The Greek word for seed is sporos. The word sperm shares this Greek origin. Here’s the point about the “seed of the Word”: it impregnates. Gestation takes place, and, after a specific period of time, birth. Conditions must be healthy for good fruit to come from the seed of the Word. Later in Luke 8, Jesus describes conditions that cause this process to abort; to miscarry.

The soil is your life. It’s funny what just happened as I’m typing this up with my fat fingers on my tiny phone keyboard. I meant to type soil, but typed soul. This little mishap makes me think a little differently. Soul and soil work interchangeably in this parable of Jesus.

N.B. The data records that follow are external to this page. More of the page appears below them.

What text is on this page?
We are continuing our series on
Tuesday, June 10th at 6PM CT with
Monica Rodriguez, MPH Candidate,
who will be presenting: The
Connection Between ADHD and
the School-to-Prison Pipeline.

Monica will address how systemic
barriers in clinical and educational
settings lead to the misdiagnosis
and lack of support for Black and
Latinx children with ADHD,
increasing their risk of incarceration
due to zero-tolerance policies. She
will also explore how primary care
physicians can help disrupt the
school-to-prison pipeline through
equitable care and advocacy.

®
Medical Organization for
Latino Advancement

Dallas Willard says, “A person who is prepared and capable of responding to the situations of life in ways that are ‘good and right’ is a person whose soul is in order, under the direction of a well-kept heart, in turn under the direction of God.”

Opposition to growth and fruit is always present. Always, always, ALWAYS. You can count on temptations and distractions to damage your soil—your soul. They’re always there. But along with that is an expectation from Jesus that it is possible to overcome what damages your soil and maintain a healthy nourishing environment for the seed of God’s Word to grow and bear fruit. What can you do to prepare the field where seed is sown? Do rocks need to be cleared out? Do paths for irrigation need to be dug? Do some weeds need to be pulled? Let’s roll up our sleeves and plow.